By Charles Haviland
BBC News, Colombo
Some 300,000 ethnic Tamils are being held in camps in Sri Lanka
Amnesty International has urged Sri Lanka's government to set free hundreds of thousands of Tamil war refugees currently detained in camps.
The human rights group says their continued internment is a breach of international human rights covenants.
In a report, Amnesty says donor nations have not been doing enough to demand an end to their arbitrary detention.
In response, a Sri Lankan minister said it was "mischievous to talk of rights in the absence of security".
The Amnesty report is a wide-ranging critique of the conditions in which some 300,000 Tamils are now living after surviving the horrors of the war's final weeks.
But its main focus is on the linked issues of liberty and freedom of movement.
Under the International Covenant on Civil and Political Rights, freedom of movement would cover people's right to leave the camps and choose where to live.
Liberty refers to their right to move freely in and out of the camps as long as they live there.
Amnesty says that in denying them both these rights, the Sri Lankan government is in effect detaining them "without charge or trial" - which Amnesty says also breaks international law.

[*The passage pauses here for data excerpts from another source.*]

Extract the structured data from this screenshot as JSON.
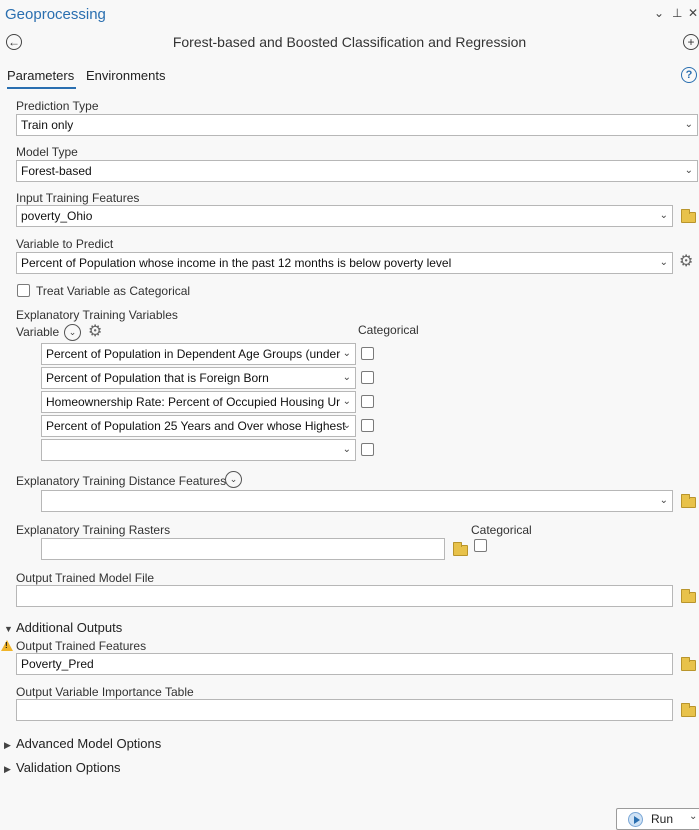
{
  "pane": {
    "title": "Geoprocessing",
    "ctrl_menu": "⌄",
    "ctrl_pin": "⊥",
    "ctrl_close": "✕"
  },
  "tool": {
    "title": "Forest-based and Boosted Classification and Regression"
  },
  "tabs": [
    {
      "label": "Parameters"
    },
    {
      "label": "Environments"
    }
  ],
  "params": {
    "prediction_type": {
      "label": "Prediction Type",
      "value": "Train only"
    },
    "model_type": {
      "label": "Model Type",
      "value": "Forest-based"
    },
    "input_training": {
      "label": "Input Training Features",
      "value": "poverty_Ohio"
    },
    "variable_predict": {
      "label": "Variable to Predict",
      "value": "Percent of Population whose income in the past 12 months is below poverty level"
    },
    "treat_categorical": {
      "label": "Treat Variable as Categorical"
    },
    "explanatory_vars": {
      "label": "Explanatory Training Variables",
      "col_variable": "Variable",
      "col_categorical": "Categorical",
      "rows": [
        {
          "value": "Percent of Population in Dependent Age Groups (under"
        },
        {
          "value": "Percent of Population that is Foreign Born"
        },
        {
          "value": "Homeownership Rate: Percent of Occupied Housing Ur"
        },
        {
          "value": "Percent of Population 25 Years and Over whose Highest"
        },
        {
          "value": ""
        }
      ]
    },
    "distance_features": {
      "label": "Explanatory Training Distance Features",
      "value": ""
    },
    "rasters": {
      "label": "Explanatory Training Rasters",
      "col_categorical": "Categorical",
      "value": ""
    },
    "output_model": {
      "label": "Output Trained Model File",
      "value": ""
    }
  },
  "sections": {
    "additional_outputs": "Additional Outputs",
    "advanced": "Advanced Model Options",
    "validation": "Validation Options"
  },
  "outputs": {
    "trained_features": {
      "label": "Output Trained Features",
      "value": "Poverty_Pred"
    },
    "importance_table": {
      "label": "Output Variable Importance Table",
      "value": ""
    }
  },
  "run": {
    "label": "Run"
  },
  "colors": {
    "accent": "#2a6fb0",
    "folder": "#e8c24a",
    "warning": "#f0b429"
  }
}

The report, entitled "Unlock the camps in Sri Lanka", includes testimony from some refugees now abroad, or their relatives.

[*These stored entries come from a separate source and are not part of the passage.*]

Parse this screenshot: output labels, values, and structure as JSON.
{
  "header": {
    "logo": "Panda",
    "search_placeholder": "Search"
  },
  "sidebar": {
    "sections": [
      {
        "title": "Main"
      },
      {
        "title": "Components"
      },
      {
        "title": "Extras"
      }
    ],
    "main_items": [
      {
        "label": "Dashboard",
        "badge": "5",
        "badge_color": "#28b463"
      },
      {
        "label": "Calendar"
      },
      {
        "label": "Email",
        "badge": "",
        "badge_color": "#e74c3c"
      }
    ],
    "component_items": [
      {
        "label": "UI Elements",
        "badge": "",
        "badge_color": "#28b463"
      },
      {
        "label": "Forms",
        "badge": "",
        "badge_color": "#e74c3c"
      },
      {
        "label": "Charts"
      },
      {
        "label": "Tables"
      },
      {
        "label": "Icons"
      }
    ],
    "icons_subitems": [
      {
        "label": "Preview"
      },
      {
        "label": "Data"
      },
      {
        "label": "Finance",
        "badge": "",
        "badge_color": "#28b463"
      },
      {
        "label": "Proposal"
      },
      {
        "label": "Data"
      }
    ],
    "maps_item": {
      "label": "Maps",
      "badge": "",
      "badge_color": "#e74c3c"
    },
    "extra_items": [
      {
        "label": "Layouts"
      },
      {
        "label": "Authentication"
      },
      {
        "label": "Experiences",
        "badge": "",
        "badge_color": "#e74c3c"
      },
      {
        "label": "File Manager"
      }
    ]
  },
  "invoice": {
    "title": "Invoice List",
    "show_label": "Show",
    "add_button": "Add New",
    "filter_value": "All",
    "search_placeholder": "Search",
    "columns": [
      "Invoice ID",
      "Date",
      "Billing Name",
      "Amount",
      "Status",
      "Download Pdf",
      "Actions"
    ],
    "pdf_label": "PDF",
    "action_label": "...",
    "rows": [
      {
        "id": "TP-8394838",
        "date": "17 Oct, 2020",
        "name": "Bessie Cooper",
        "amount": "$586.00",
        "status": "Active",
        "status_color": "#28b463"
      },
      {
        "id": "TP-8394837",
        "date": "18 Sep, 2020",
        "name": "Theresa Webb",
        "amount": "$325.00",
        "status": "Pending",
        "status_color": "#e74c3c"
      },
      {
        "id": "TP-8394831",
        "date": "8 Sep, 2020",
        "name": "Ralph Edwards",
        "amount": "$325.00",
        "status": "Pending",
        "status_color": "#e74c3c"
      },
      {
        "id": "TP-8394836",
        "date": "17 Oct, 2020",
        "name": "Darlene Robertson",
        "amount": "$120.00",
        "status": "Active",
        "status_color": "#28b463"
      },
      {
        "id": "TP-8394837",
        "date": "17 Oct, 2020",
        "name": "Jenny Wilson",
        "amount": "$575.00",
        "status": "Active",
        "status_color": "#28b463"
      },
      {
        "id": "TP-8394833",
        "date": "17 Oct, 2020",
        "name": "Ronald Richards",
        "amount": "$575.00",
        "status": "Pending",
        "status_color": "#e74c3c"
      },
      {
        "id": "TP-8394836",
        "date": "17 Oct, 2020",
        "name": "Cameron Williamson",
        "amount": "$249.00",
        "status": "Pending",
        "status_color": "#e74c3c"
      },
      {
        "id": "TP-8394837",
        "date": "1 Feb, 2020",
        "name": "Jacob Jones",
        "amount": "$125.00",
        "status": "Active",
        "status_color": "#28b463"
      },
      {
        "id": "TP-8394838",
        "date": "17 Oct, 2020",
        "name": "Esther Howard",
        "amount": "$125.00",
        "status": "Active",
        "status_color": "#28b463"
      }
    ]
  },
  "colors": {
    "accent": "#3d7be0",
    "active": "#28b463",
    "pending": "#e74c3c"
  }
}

One describes how the Tamil Tiger rebels beat up people trying to escape their zone, and also how the authorities later prevented a woman taking her injured 13-year-old granddaughter with her when she got permission to leave their camp.

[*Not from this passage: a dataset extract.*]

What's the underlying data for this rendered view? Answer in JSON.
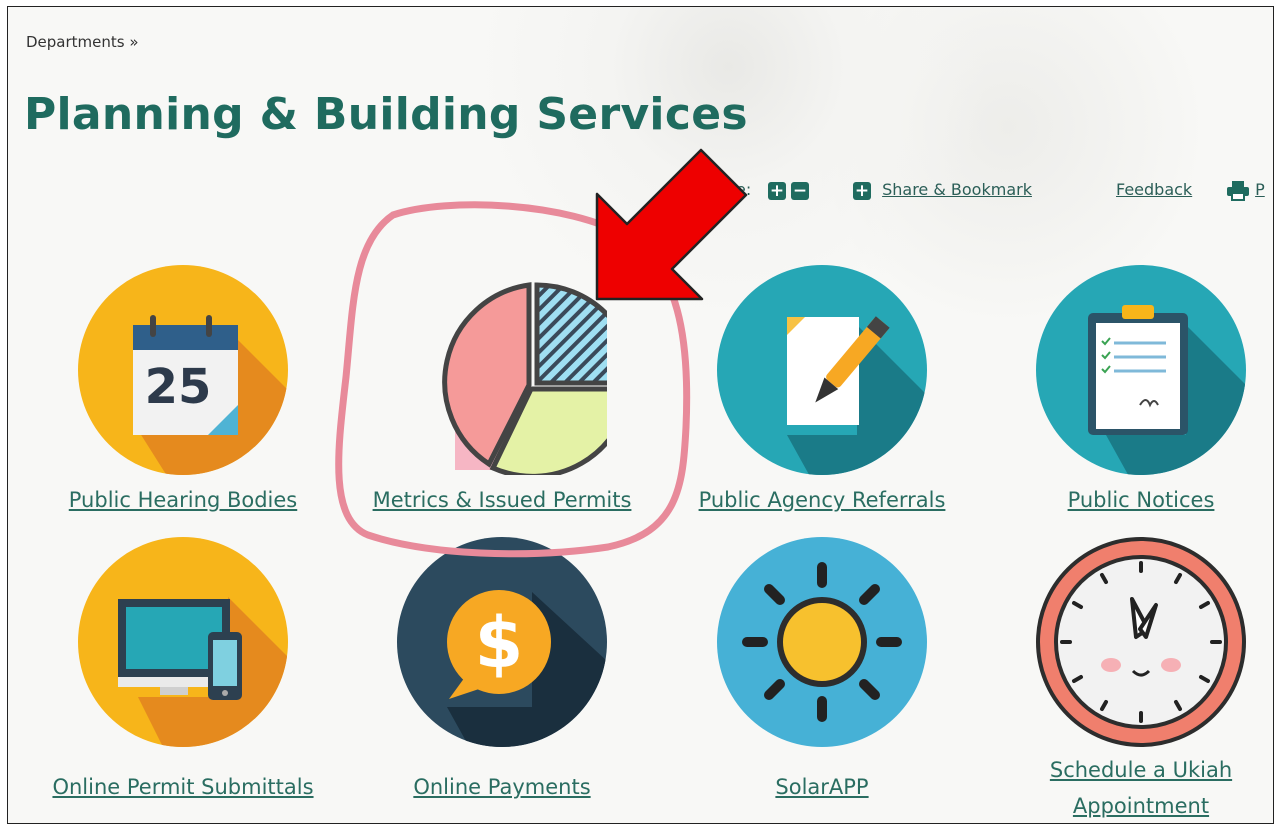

The government says it needs time to screen everyone, except young children and the elderly, for possible links with the Tigers.
But Amnesty says the government must stop treating the camp-dwellers as suspected former combatants. They must be released, it says.
Sri Lankan Foreign Secretary Palitha Kohona told the BBC that it was "mischievous to talk of rights in the absence of security".
He said the "vast majority" of Sri Lankans were delighted that the conflict was over and that the government must ensure the country did not "regress into the dark ages".